Oxfam fights for stronger tax laws
Oxfam is urging world leaders at the G20 to crack down on tax havens, saying poorer countries are losing $100 billion a year through tax avoidance.
It’s expected that an announcement will be made this week on a strategy for countries that are not members of the G20 or OECD to become more involved in global tax reform.
It is hoped there will be a commitment to crack down on companies that use profit shifting and other accounting tricks to avoid or evade tax.
Oxfam Australia chief Dr Helen Szoke, says tightening governance of the global tax system is important for addressing inequality.
An Oxfam report shows the use of tax havens and tax-dodging by multinational corporations is costing poorer countries $US100 billion each year.

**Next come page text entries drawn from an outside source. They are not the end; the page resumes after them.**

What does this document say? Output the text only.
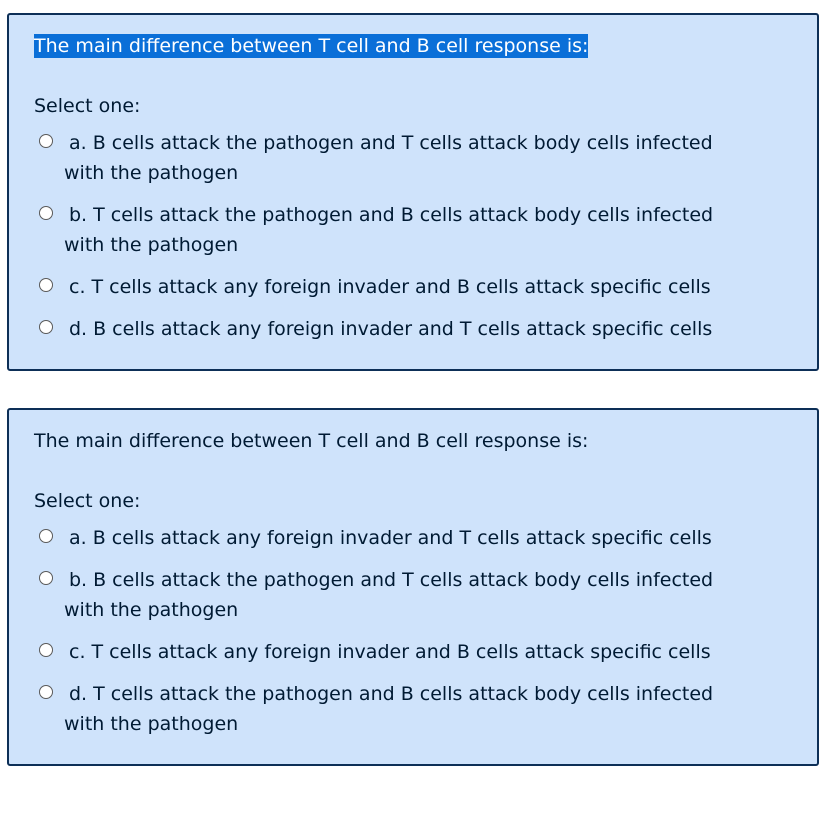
The main difference between T cell and B cell response is:
Select one:
a. B cells attack the pathogen and T cells attack body cells infected
with the pathogen
b. T cells attack the pathogen and B cells attack body cells infected
with the pathogen
c. T cells attack any foreign invader and B cells attack specific cells
d. B cells attack any foreign invader and T cells attack specific cells
The main difference between T cell and B cell response is:
Select one:
a. B cells attack any foreign invader and T cells attack specific cells
b. B cells attack the pathogen and T cells attack body cells infected
with the pathogen
c. T cells attack any foreign invader and B cells attack specific cells
d. T cells attack the pathogen and B cells attack body cells infected
with the pathogen
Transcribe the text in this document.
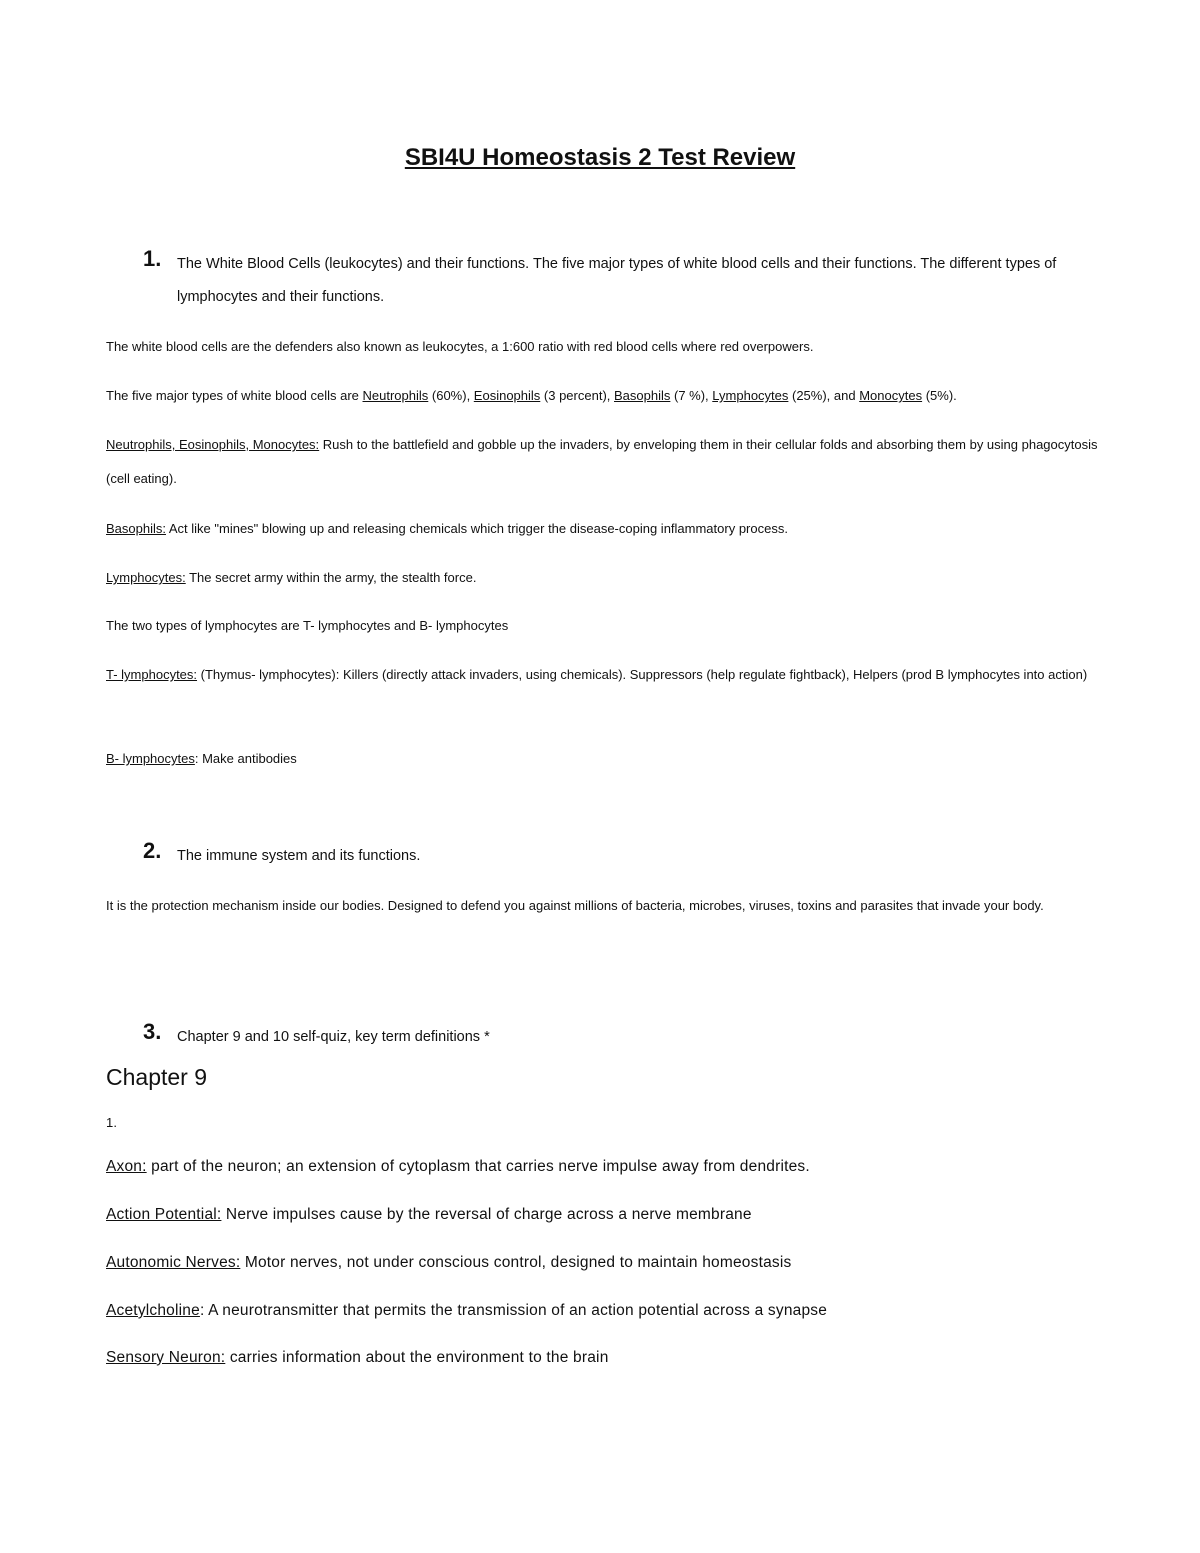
SBI4U Homeostasis 2 Test Review
1. The White Blood Cells (leukocytes) and their functions. The five major types of white blood cells and their functions. The different types of lymphocytes and their functions.
The white blood cells are the defenders also known as leukocytes, a 1:600 ratio with red blood cells where red overpowers.
The five major types of white blood cells are Neutrophils (60%), Eosinophils (3 percent), Basophils (7 %), Lymphocytes (25%), and Monocytes (5%).
Neutrophils, Eosinophils, Monocytes: Rush to the battlefield and gobble up the invaders, by enveloping them in their cellular folds and absorbing them by using phagocytosis (cell eating).
Basophils: Act like "mines" blowing up and releasing chemicals which trigger the disease-coping inflammatory process.
Lymphocytes: The secret army within the army, the stealth force.
The two types of lymphocytes are T- lymphocytes and B- lymphocytes
T- lymphocytes: (Thymus- lymphocytes): Killers (directly attack invaders, using chemicals). Suppressors (help regulate fightback), Helpers (prod B lymphocytes into action)
B- lymphocytes: Make antibodies
2. The immune system and its functions.
It is the protection mechanism inside our bodies. Designed to defend you against millions of bacteria, microbes, viruses, toxins and parasites that invade your body.
3. Chapter 9 and 10 self-quiz, key term definitions *
Chapter 9
1.
Axon: part of the neuron; an extension of cytoplasm that carries nerve impulse away from dendrites.
Action Potential: Nerve impulses cause by the reversal of charge across a nerve membrane
Autonomic Nerves: Motor nerves, not under conscious control, designed to maintain homeostasis
Acetylcholine: A neurotransmitter that permits the transmission of an action potential across a synapse
Sensory Neuron: carries information about the environment to the brain
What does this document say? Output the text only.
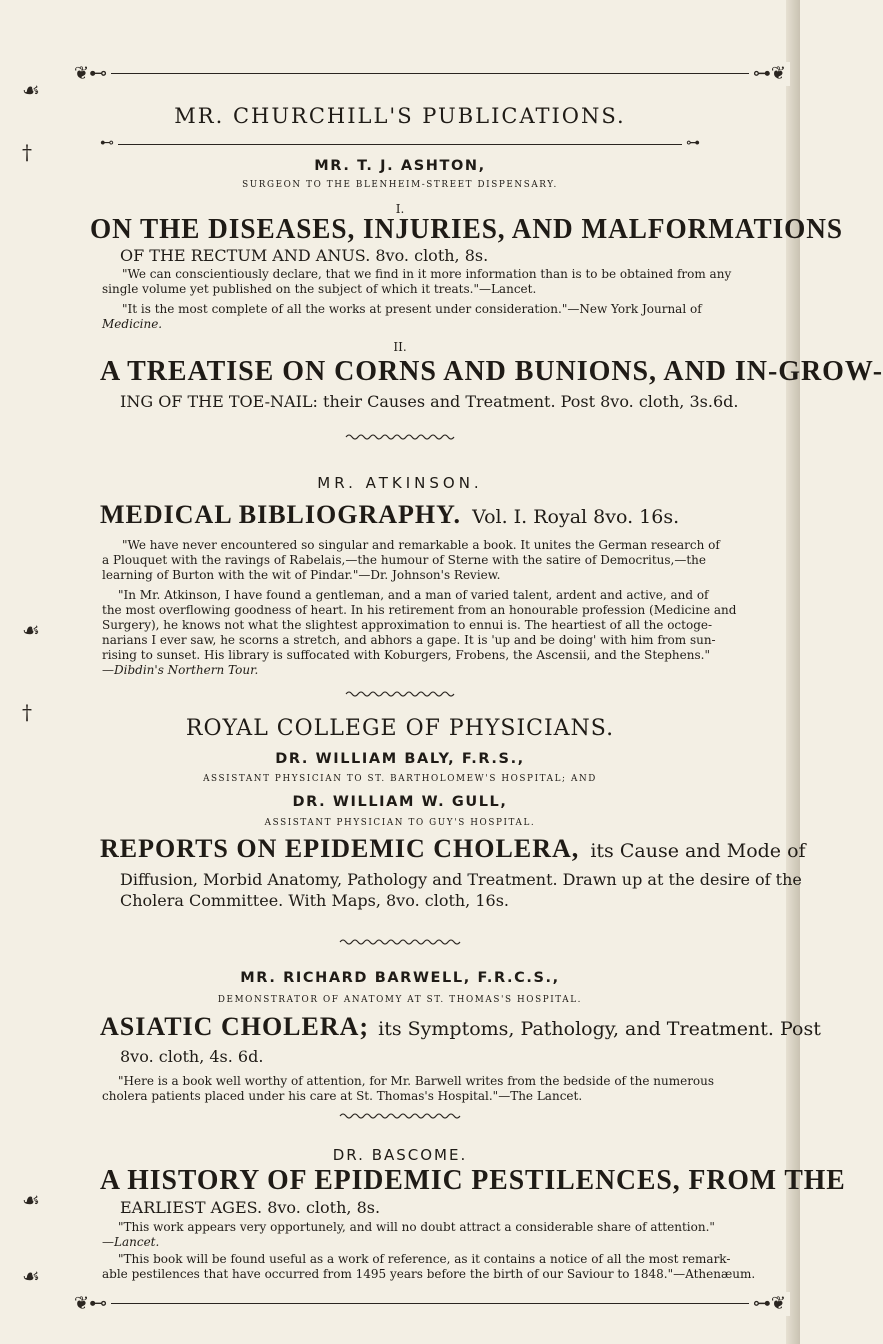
☙
†
☙
†
☙
☙
❦⊷	⊶❦
MR. CHURCHILL'S PUBLICATIONS.
⊷	⊶
MR. T. J. ASHTON,
SURGEON TO THE BLENHEIM-STREET DISPENSARY.
I.
ON THE DISEASES, INJURIES, AND MALFORMATIONS
OF THE RECTUM AND ANUS. 8vo. cloth, 8s.
"We can conscientiously declare, that we find in it more information than is to be obtained from any
single volume yet published on the subject of which it treats."—Lancet.
"It is the most complete of all the works at present under consideration."—New York Journal of
Medicine.
II.
A TREATISE ON CORNS AND BUNIONS, AND IN-GROW-
ING OF THE TOE-NAIL: their Causes and Treatment. Post 8vo. cloth, 3s.6d.
MR. ATKINSON.
MEDICAL BIBLIOGRAPHY. Vol. I. Royal 8vo. 16s.
"We have never encountered so singular and remarkable a book. It unites the German research of
a Plouquet with the ravings of Rabelais,—the humour of Sterne with the satire of Democritus,—the
learning of Burton with the wit of Pindar."—Dr. Johnson's Review.
"In Mr. Atkinson, I have found a gentleman, and a man of varied talent, ardent and active, and of
the most overflowing goodness of heart. In his retirement from an honourable profession (Medicine and
Surgery), he knows not what the slightest approximation to ennui is. The heartiest of all the octoge-
narians I ever saw, he scorns a stretch, and abhors a gape. It is 'up and be doing' with him from sun-
rising to sunset. His library is suffocated with Koburgers, Frobens, the Ascensii, and the Stephens."
—Dibdin's Northern Tour.
ROYAL COLLEGE OF PHYSICIANS.
DR. WILLIAM BALY, F.R.S.,
ASSISTANT PHYSICIAN TO ST. BARTHOLOMEW'S HOSPITAL; AND
DR. WILLIAM W. GULL,
ASSISTANT PHYSICIAN TO GUY'S HOSPITAL.
REPORTS ON EPIDEMIC CHOLERA, its Cause and Mode of
Diffusion, Morbid Anatomy, Pathology and Treatment. Drawn up at the desire of the
Cholera Committee. With Maps, 8vo. cloth, 16s.
MR. RICHARD BARWELL, F.R.C.S.,
DEMONSTRATOR OF ANATOMY AT ST. THOMAS'S HOSPITAL.
ASIATIC CHOLERA; its Symptoms, Pathology, and Treatment. Post
8vo. cloth, 4s. 6d.
"Here is a book well worthy of attention, for Mr. Barwell writes from the bedside of the numerous
cholera patients placed under his care at St. Thomas's Hospital."—The Lancet.
DR. BASCOME.
A HISTORY OF EPIDEMIC PESTILENCES, FROM THE
EARLIEST AGES. 8vo. cloth, 8s.
"This work appears very opportunely, and will no doubt attract a considerable share of attention."
—Lancet.
"This book will be found useful as a work of reference, as it contains a notice of all the most remark-
able pestilences that have occurred from 1495 years before the birth of our Saviour to 1848."—Athenæum.
❦⊷	⊶❦
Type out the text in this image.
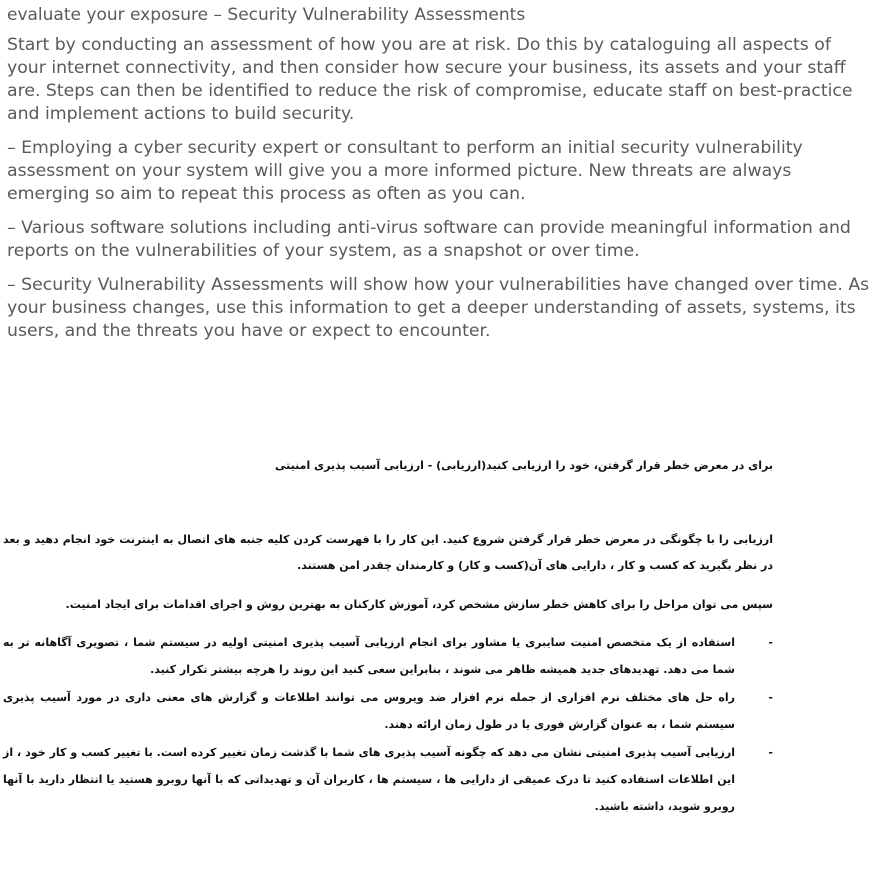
evaluate your exposure – Security Vulnerability Assessments

Start by conducting an assessment of how you are at risk. Do this by cataloguing all aspects of your internet connectivity, and then consider how secure your business, its assets and your staff are. Steps can then be identified to reduce the risk of compromise, educate staff on best-practice and implement actions to build security.

– Employing a cyber security expert or consultant to perform an initial security vulnerability assessment on your system will give you a more informed picture. New threats are always emerging so aim to repeat this process as often as you can.

– Various software solutions including anti-virus software can provide meaningful information and reports on the vulnerabilities of your system, as a snapshot or over time.

– Security Vulnerability Assessments will show how your vulnerabilities have changed over time. As your business changes, use this information to get a deeper understanding of assets, systems, its users, and the threats you have or expect to encounter.

برای در معرض خطر قرار گرفتن، خود را ارزیابی کنید(ارزیابی) - ارزیابی آسیب پذیری امنیتی
ارزیابی را با چگونگی در معرض خطر قرار گرفتن شروع کنید. این کار را با فهرست کردن کلیه جنبه های اتصال به اینترنت خود انجام دهید و بعد در نظر بگیرید که کسب و کار ، دارایی های آن(کسب و کار) و کارمندان چقدر امن هستند.
سپس می توان مراحل را برای کاهش خطر سازش مشخص کرد، آموزش کارکنان به بهترین روش و اجرای اقدامات برای ایجاد امنیت.
-
استفاده از یک متخصص امنیت سایبری یا مشاور برای انجام ارزیابی آسیب پذیری امنیتی اولیه در سیستم شما ، تصویری آگاهانه تر به شما می دهد. تهدیدهای جدید همیشه ظاهر می شوند ، بنابراین سعی کنید این روند را هرچه بیشتر تکرار کنید.
-
راه حل های مختلف نرم افزاری از جمله نرم افزار ضد ویروس می توانند اطلاعات و گزارش های معنی داری در مورد آسیب پذیری سیستم شما ، به عنوان گزارش فوری یا در طول زمان ارائه دهند.
-
ارزیابی آسیب پذیری امنیتی نشان می دهد که چگونه آسیب پذیری های شما با گذشت زمان تغییر کرده است. با تغییر کسب و کار خود ، از این اطلاعات استفاده کنید تا درک عمیقی از دارایی ها ، سیستم ها ، کاربران آن و تهدیداتی که با آنها روبرو هستید یا انتظار دارید با آنها روبرو شوید، داشته باشید.
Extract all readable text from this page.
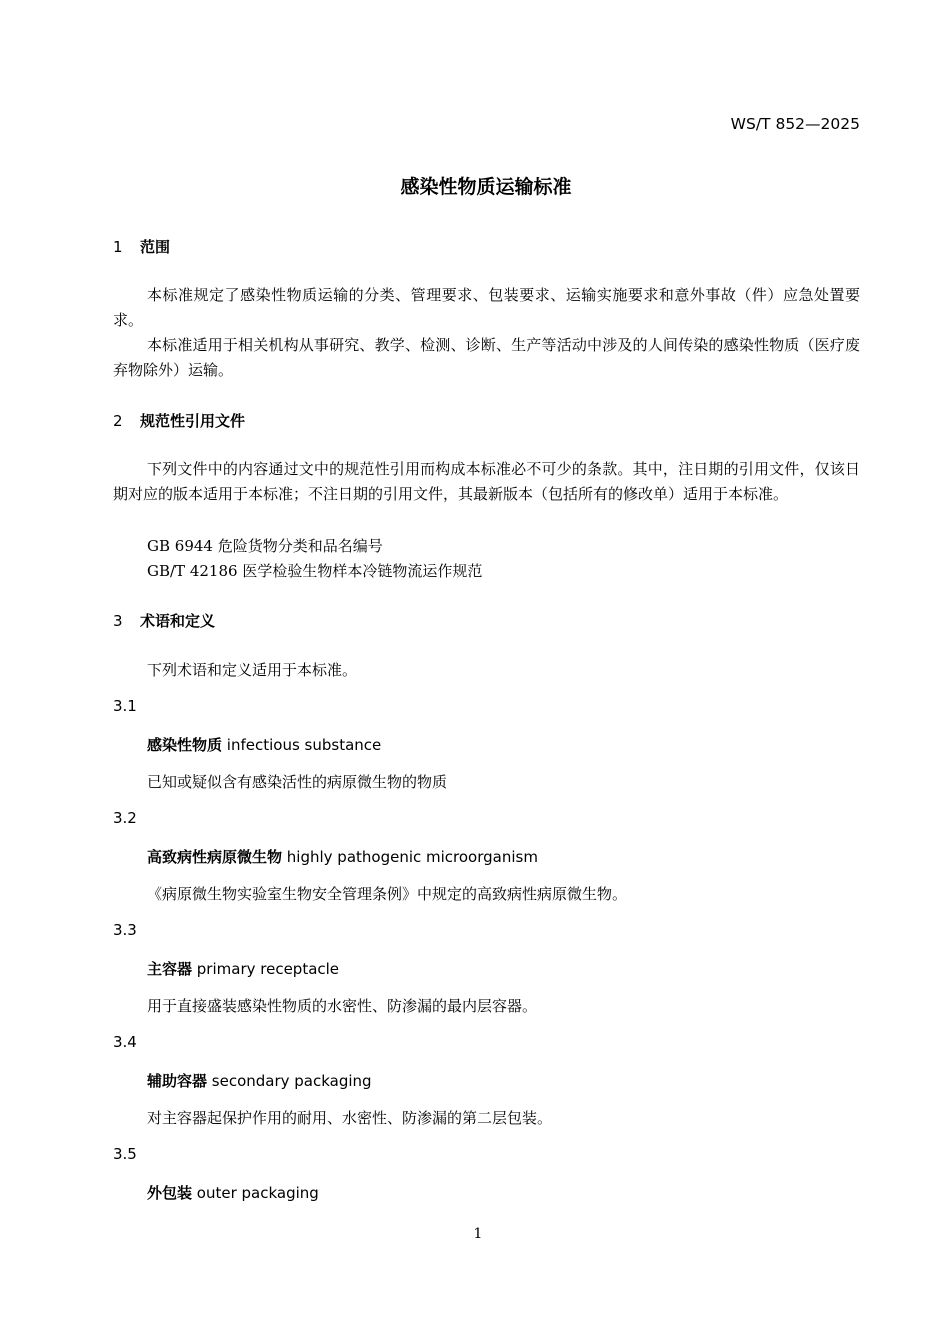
WS/T 852—2025
感染性物质运输标准
1 范围
本标准规定了感染性物质运输的分类、管理要求、包装要求、运输实施要求和意外事故（件）应急处置要求。
本标准适用于相关机构从事研究、教学、检测、诊断、生产等活动中涉及的人间传染的感染性物质（医疗废弃物除外）运输。
2 规范性引用文件
下列文件中的内容通过文中的规范性引用而构成本标准必不可少的条款。其中，注日期的引用文件，仅该日期对应的版本适用于本标准；不注日期的引用文件，其最新版本（包括所有的修改单）适用于本标准。
GB 6944 危险货物分类和品名编号
GB/T 42186 医学检验生物样本冷链物流运作规范
3 术语和定义
下列术语和定义适用于本标准。
3.1
感染性物质 infectious substance
已知或疑似含有感染活性的病原微生物的物质
3.2
高致病性病原微生物 highly pathogenic microorganism
《病原微生物实验室生物安全管理条例》中规定的高致病性病原微生物。
3.3
主容器 primary receptacle
用于直接盛装感染性物质的水密性、防渗漏的最内层容器。
3.4
辅助容器 secondary packaging
对主容器起保护作用的耐用、水密性、防渗漏的第二层包装。
3.5
外包装 outer packaging
1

The report, Turn the Tide, also shows the total wealth among G20 countries increased by $US17 trillion since the Australian government took over the presidency in December 2013.
During this time, the richest one per cent of people in the G20 captured a staggering $US6.2 trillion of the new wealth.
But the so-called road map to ‘upgrade’ the involvement of poorer nations, Dr Szoke says, still fails to reconcile that governments representing a third of the world’s population are being denied an equal say.
Dr Szoke said key issues that must be addressed include tax competition between countries; where poor countries reduce their tax rate to attract foreign investment, and the question of where profits are taxed – where a country is headquartered or where it makes its profits.
Citing the example of Sierra Leone, Dr Szoke said that in 2012, tax incentives for multinationals operating in the poor west African country were equivalent to 59 per cent of the country’s entire budget, and more than eight times the government’s spending on health.
Dr Szoke said the Ebola crisis, which has killed some 5,000 people, mostly in Sierra Leone, Guinea and Liberia, where public health infrastructure is poor or non-existent, was a vivid example of the role of growing social and economic inequality.